Die Polizei war schon ins Büro der Verwaltungsleiterin Susanne Wolf weitergezogen, als sich Leni wieder an ihren neuen Schreibtisch setzte und überlegte, wo sie am besten anfangen sollte. Dann schob sich das Bild der zugegebenermaßen attraktiven Beate und des um einige Jahre älteren Sprachabteilungsleiters, dessen Äußeres so durchschnittlich war, dass man es sich gar nicht merken konnte, vor ihr geistiges Auge. Klaus Dieters Erscheinungsbild wäre ihrer Meinung nach ideal für eine Verbrecherkarriere gewesen. Kein Zeuge hätte ihn genau beschreiben können, außer vielleicht: mittelgroß, mitteldick, mittelblond und mittelviele Haare auf dem Kopf. Ein Kaffee wäre jetzt gut, und eine Suppe oder ein Salat, im Cafe Floor, danach würde sie endgültig loslegen. Leni schnappte sich ihre Tasche und lief die Treppe hinunter. Auf der letzten Stufe zur ersten Etage blieb sie stehen, um zu kontrollieren, ob sie ihr Handy eingesteckt hatte. Plötzlich hörte sie zwei laute Stimmen aus einem der Klassenräume. Neugierig geworden, ging sie leise auf die Geräusche zu und suchte weiter nach ihrem Handy. Damit sie im Falle des Erwischtwerdens nicht als heimliche Mithörerin enttarnt wurde, stellte sie sich vor den Ständer mit den Werbeflyern für die Sprachkurse, nahm einige Flyer heraus und tat so, als würde sie die bunten Informationsblätter neu ordnen. Leni versuchte, ein paar Worte aufzuschnappen, die Stimmen von Klaus Dieter Wisch und Martina Müller-Bär hatte sie längst erkannt.

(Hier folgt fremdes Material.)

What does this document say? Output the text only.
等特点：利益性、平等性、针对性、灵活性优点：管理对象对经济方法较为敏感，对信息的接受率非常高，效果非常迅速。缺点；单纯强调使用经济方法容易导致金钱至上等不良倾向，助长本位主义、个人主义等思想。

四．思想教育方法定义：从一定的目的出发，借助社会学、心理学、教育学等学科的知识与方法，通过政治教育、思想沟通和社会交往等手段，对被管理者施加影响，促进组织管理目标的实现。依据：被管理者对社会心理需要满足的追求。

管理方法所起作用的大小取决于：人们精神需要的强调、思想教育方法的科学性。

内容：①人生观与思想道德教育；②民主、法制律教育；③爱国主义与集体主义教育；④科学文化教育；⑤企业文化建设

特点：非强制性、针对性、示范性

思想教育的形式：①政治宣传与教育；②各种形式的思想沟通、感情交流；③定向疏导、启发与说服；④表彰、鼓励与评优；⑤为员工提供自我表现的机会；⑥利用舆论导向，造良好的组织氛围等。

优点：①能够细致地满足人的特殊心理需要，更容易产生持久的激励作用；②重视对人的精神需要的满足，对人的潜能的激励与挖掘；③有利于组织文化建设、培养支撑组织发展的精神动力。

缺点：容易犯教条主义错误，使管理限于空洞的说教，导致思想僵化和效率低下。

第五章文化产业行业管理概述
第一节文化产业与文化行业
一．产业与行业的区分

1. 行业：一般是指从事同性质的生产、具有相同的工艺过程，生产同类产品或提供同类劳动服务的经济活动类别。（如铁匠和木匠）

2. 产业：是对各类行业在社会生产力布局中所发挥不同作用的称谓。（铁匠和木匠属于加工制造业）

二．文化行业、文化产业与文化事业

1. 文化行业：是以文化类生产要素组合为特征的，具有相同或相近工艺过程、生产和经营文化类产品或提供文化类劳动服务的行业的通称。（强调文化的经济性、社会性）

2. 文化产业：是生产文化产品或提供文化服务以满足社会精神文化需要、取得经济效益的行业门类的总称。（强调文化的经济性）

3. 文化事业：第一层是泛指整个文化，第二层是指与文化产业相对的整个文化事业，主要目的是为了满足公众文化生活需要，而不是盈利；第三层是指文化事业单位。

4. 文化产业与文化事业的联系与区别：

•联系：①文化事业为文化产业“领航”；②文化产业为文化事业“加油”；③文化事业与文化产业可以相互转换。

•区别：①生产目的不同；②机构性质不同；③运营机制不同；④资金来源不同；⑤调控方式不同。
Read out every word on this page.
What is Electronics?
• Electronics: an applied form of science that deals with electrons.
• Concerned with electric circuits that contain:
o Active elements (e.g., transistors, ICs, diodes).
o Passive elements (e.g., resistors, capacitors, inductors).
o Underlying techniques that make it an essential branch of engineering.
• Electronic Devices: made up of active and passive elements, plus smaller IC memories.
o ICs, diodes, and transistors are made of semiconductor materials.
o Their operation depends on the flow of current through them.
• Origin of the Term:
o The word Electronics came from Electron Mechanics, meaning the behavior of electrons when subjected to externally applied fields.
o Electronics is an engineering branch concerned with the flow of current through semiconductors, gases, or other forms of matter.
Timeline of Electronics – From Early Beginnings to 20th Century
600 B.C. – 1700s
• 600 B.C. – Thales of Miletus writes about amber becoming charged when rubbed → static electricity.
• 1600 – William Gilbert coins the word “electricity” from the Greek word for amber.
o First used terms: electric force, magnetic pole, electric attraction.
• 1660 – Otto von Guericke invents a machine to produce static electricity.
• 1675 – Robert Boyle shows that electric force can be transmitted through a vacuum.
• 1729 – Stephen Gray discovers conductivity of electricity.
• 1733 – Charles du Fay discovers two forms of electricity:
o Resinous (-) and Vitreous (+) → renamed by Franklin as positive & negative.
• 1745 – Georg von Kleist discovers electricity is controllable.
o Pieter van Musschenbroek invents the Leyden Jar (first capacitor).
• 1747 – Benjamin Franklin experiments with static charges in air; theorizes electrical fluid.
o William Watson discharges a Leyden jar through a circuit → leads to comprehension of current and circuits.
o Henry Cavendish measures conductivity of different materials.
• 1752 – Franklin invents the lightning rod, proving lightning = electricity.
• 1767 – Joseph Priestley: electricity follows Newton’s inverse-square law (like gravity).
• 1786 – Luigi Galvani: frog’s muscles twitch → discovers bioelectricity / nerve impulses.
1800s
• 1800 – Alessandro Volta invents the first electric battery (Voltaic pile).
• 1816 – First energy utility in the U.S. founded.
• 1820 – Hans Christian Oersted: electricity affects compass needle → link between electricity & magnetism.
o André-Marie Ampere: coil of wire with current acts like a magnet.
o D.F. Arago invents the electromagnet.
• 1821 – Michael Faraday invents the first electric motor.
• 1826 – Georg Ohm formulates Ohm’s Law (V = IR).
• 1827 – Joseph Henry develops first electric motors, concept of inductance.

„Ich hoffe sehr für dich, dass die Neue nicht so unfähig ist wie die Alte und das Audit gut über die Bühne bringt. Ich erwarte, dass wir einen exzellenten Eindruck hinterlassen und klar wird, wie gut das Institut geleitet wird. Außerdem gehe ich davon aus, dass wir durch die Inspektion eine Reihe von Problemen lösen können, zum Beispiel die mit einigen Lehrerinnen.“
„Martina, ich glaube, da unterliegst du einem kleinen Irrtum. So ein Audit in der Sprachabteilung ist keine Inspektion. Es hat eher den Charakter eines kollegialen Austausches.“
Warum reden die hier im Klassenzimmer? Die möchten nicht von der Polizei belauscht werden, die gerade in der zweiten Etage zugange ist, schoss es Leni durch den Kopf. So ganz wohl fühlte sie sich bei ihrer Mithöraktion nicht.
„Klaus Dieter, du bringst mich wirklich auf die Palme! Du glaubst doch nicht im Ernst an den Quatsch mit dem kollegialen Austausch.